1. What domain do they contain according to Pfam? Perform a "sequence search" one a handful of the sequences in the file. 20
2. You will now create your own HMM for the found domain.
  - Make your own alignment of the sequences in map20.fa (using Muscle, for example) and then identify and "cut out" the most conserved part of the alignment (Jalview is suitable for this).
  - Download and install the HMMER3 software (see hmmer.janelia.org) and use a program in that distribution to build an HMM. I am not giving you more details here, because I think that you should read the manual for HMMER3, but I can tell you that the input needs to be on "Stockholm format" and you can use my little Python script for doing the conversion here.
  - Finally, generate an "HMM-Logo" from the HMM-file you built, and report it in your answers.
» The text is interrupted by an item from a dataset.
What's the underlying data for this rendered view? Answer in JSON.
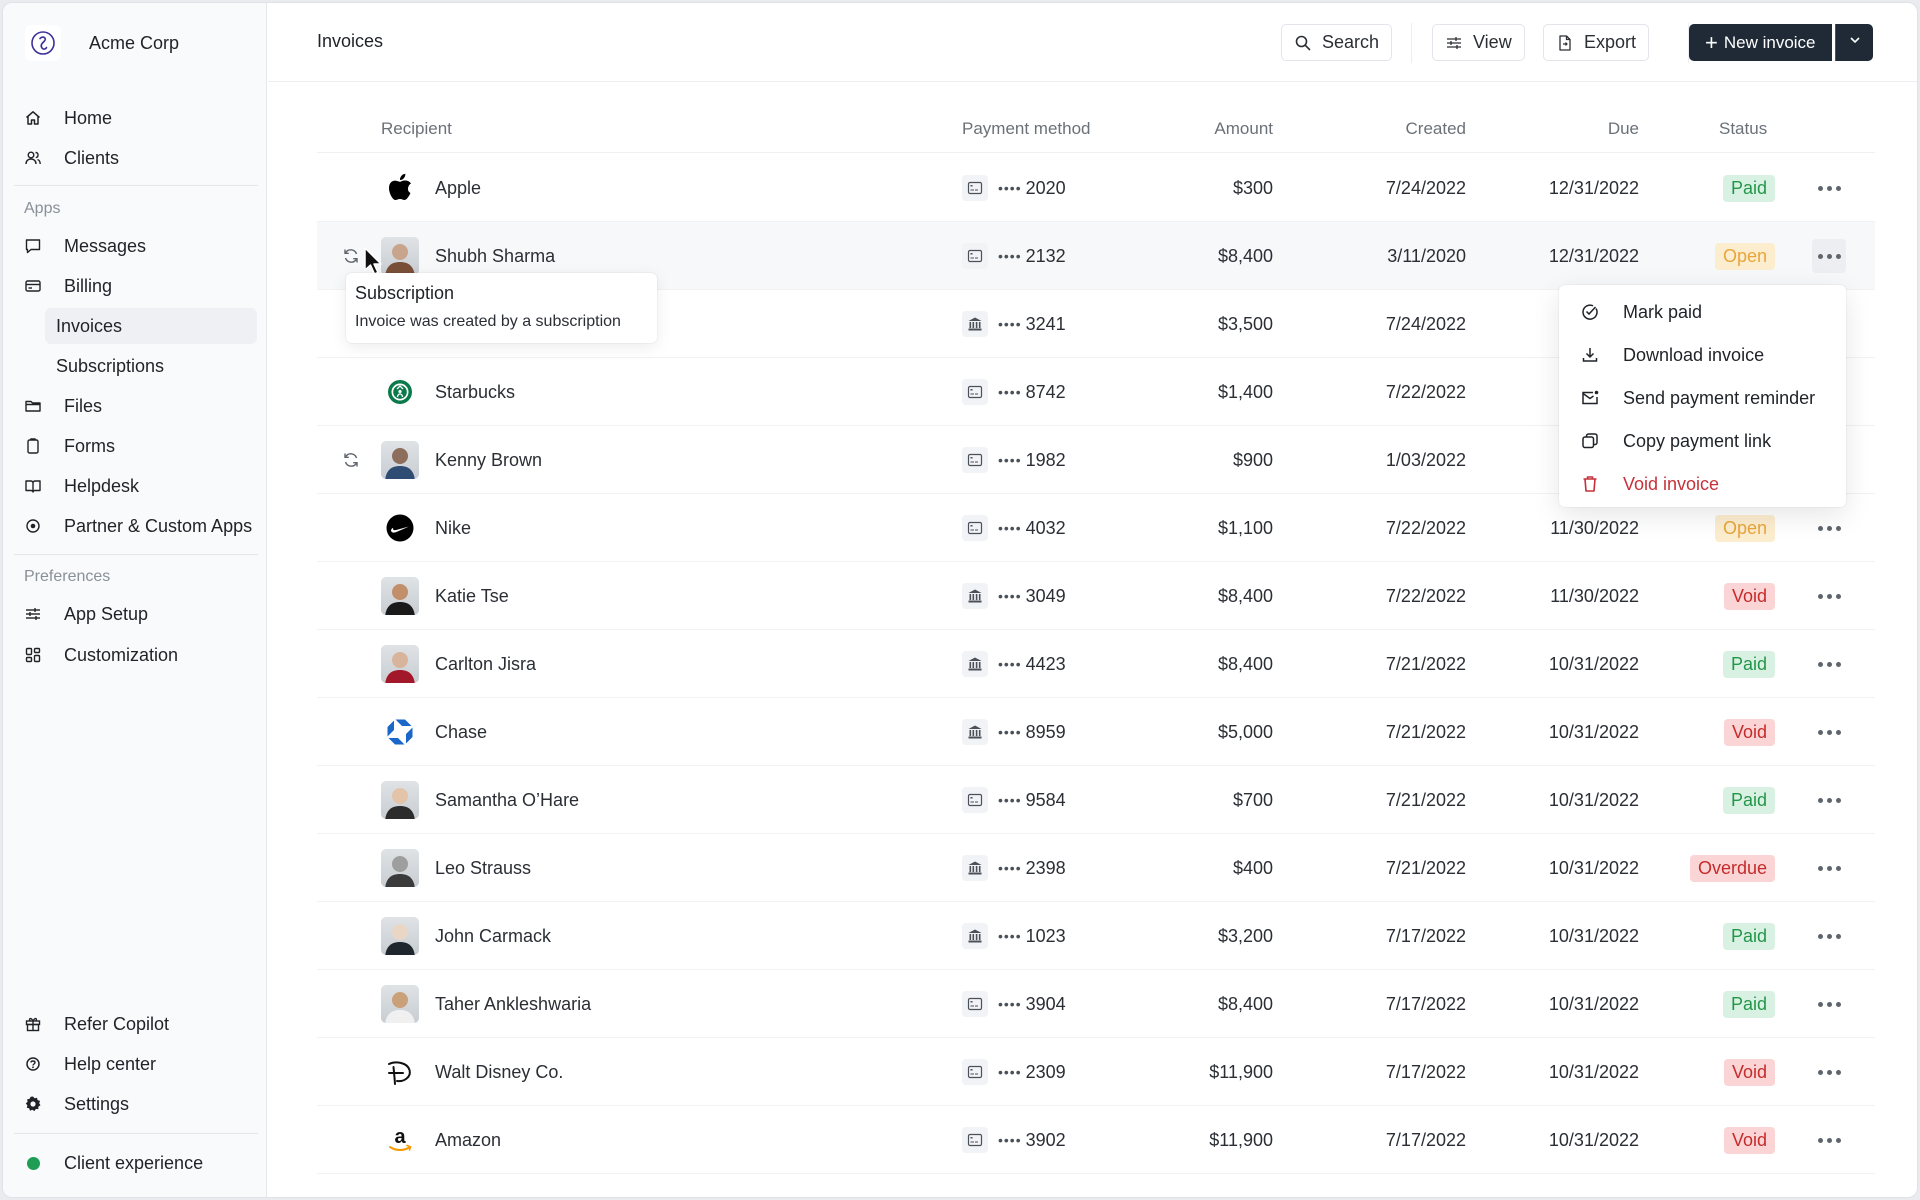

What are the differences with the HMM logo for the domain found in the previous question, available at Pfam? (It is available as by clicking a button in the left when looking at the details of the domain.) 80
1. What is the time complexity of calculating the Jukes-Cantor distances for n sequences of length m? 25
2. What is the space complexity of the Neighbour Joining algorithm for a distance matrix over n sequences? 25
Explain the purpose of bootstrapping in the context of phylogeny inferrence. 50
Implement Felsenstein's algorithm and decide which tree is the most likely for the dataset in felsen.fa using Kimura's two-parameter model. You can assume that βt=0.5 and α=2β.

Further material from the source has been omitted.